After decisively winning the EDSA revolution, the oligarchy went back to consolidating not only their political power but their economic ones as well. Even though many candidates perform poorly, name recall and money patronage still win over performance. Hence leading to the condemnation of Philippine brand of cacique democracy. Hell, we even keep voting for personalities that are inimical to our interest.

The frustrations of the Post-EDSA world is blamed on the “excess” of democracy and freedom. A Singaporean diplomat ruing too much suffrage echoing this line last month. But despite the problems of an irresponsible electorate beholden to bread and circuses, this is not the main root of our country’s deficiency.

In all fairness, the incapability of the people to see beyond day to day living is one of the fundamental factors why we cannot go beyond transactional politics in our bourgeois democratic framework. Ultimately this political class relation limits our capacity to rise collectively as a nation.  But this is more than just a problem of good governance. The problem is undoing  300 years of colonial repression.

Something most people can’t understand is that our country needs more than superior political forms, foreign investment or federalism. In the centuries following Spain’s conquest of the islands we transformed into a baseless and honor-less society who work for nothing but their imperialist masters (incidentally our reputed indolence as well). Where complaints-cum-rebellions are crushed mercilessly in the boot of military might and massacres. And with it apathy and an anaesthesized society who wishing nothing but escape in the bottle.

This is a system exhorting the virtue of life after death – a decidedly Catholic doctrine. A culture bowing down to powers due to the fear of reprisals and greater loss; a value system penalizing interference in just causes. Our dysfunctional values reducing the Filipino into mere slaves and peon.  Transforming ourselves into tools  exploited for the benefit of the nabob and sarkars of Castille, Lady Liberty and the Rising Sun. The only problem now is we are colony of our own elite – who are running unimpeded under a culture of impunity.

Any analysis without a historical understanding of our country’s historical problem is bound to crash. Hence the need for this post.

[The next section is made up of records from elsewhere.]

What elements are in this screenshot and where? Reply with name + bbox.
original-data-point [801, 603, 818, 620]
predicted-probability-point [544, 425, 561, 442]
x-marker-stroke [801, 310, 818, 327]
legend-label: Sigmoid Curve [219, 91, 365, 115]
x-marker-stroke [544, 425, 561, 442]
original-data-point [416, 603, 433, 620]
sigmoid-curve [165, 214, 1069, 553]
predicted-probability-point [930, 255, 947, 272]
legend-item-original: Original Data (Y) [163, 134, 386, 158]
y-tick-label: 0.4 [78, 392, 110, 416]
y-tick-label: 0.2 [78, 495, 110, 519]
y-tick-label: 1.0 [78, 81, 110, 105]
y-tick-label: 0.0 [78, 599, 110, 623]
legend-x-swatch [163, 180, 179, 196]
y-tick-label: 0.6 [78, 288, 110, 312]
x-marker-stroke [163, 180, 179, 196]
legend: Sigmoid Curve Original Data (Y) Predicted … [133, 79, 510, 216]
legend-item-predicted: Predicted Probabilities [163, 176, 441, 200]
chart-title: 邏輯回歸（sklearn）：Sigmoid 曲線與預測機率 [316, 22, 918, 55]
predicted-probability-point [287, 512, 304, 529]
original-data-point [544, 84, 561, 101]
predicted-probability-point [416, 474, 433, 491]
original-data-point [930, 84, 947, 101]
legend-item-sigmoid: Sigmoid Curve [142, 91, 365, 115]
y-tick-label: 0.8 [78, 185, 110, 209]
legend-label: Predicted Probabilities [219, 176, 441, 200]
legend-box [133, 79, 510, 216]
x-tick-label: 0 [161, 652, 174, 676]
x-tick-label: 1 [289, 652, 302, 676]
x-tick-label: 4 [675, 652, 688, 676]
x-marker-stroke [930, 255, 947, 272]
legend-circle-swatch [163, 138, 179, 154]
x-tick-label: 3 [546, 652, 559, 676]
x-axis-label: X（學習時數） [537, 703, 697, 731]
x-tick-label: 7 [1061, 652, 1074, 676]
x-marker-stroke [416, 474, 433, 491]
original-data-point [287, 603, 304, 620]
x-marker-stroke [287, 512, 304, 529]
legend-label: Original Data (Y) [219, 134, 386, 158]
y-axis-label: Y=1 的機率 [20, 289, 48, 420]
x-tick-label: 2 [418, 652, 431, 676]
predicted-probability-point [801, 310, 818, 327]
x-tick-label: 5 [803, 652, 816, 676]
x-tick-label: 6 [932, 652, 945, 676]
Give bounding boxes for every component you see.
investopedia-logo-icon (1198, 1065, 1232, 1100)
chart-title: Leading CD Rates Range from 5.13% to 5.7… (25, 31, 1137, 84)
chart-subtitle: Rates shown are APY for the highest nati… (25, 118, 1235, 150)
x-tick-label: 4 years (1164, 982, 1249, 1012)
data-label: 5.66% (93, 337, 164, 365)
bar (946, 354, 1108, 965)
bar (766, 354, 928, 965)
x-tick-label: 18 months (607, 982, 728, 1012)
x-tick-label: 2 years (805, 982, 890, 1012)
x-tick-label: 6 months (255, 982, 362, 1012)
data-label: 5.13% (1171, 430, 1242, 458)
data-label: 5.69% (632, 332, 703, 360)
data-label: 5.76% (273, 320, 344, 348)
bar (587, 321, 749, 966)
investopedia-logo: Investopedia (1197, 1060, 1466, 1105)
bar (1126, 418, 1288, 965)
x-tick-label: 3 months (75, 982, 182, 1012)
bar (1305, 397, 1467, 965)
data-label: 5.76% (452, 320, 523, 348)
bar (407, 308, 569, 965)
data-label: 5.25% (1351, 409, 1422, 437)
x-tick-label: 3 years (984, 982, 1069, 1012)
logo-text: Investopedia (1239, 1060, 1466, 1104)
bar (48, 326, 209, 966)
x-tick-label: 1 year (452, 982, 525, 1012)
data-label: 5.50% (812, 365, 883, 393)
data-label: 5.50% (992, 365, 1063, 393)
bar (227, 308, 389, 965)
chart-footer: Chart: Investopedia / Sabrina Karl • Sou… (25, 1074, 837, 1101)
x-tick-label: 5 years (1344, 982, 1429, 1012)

“The difference lies in the culture of the Filipino people. It is a soft, forgiving culture. Only in the Philippines could a leader like Ferdinand Marcos, who pillaged his country for over twenty years, still be considered for a national burial. Insignificant amounts of the loot have been recovered, yet his wife and children were allowed to return and engage in politics. They supported the winning presidential and congressional candidates with their considerable resources and reappeared in the political and social limelight after the 1998 election that returned President Joseph Estrada.”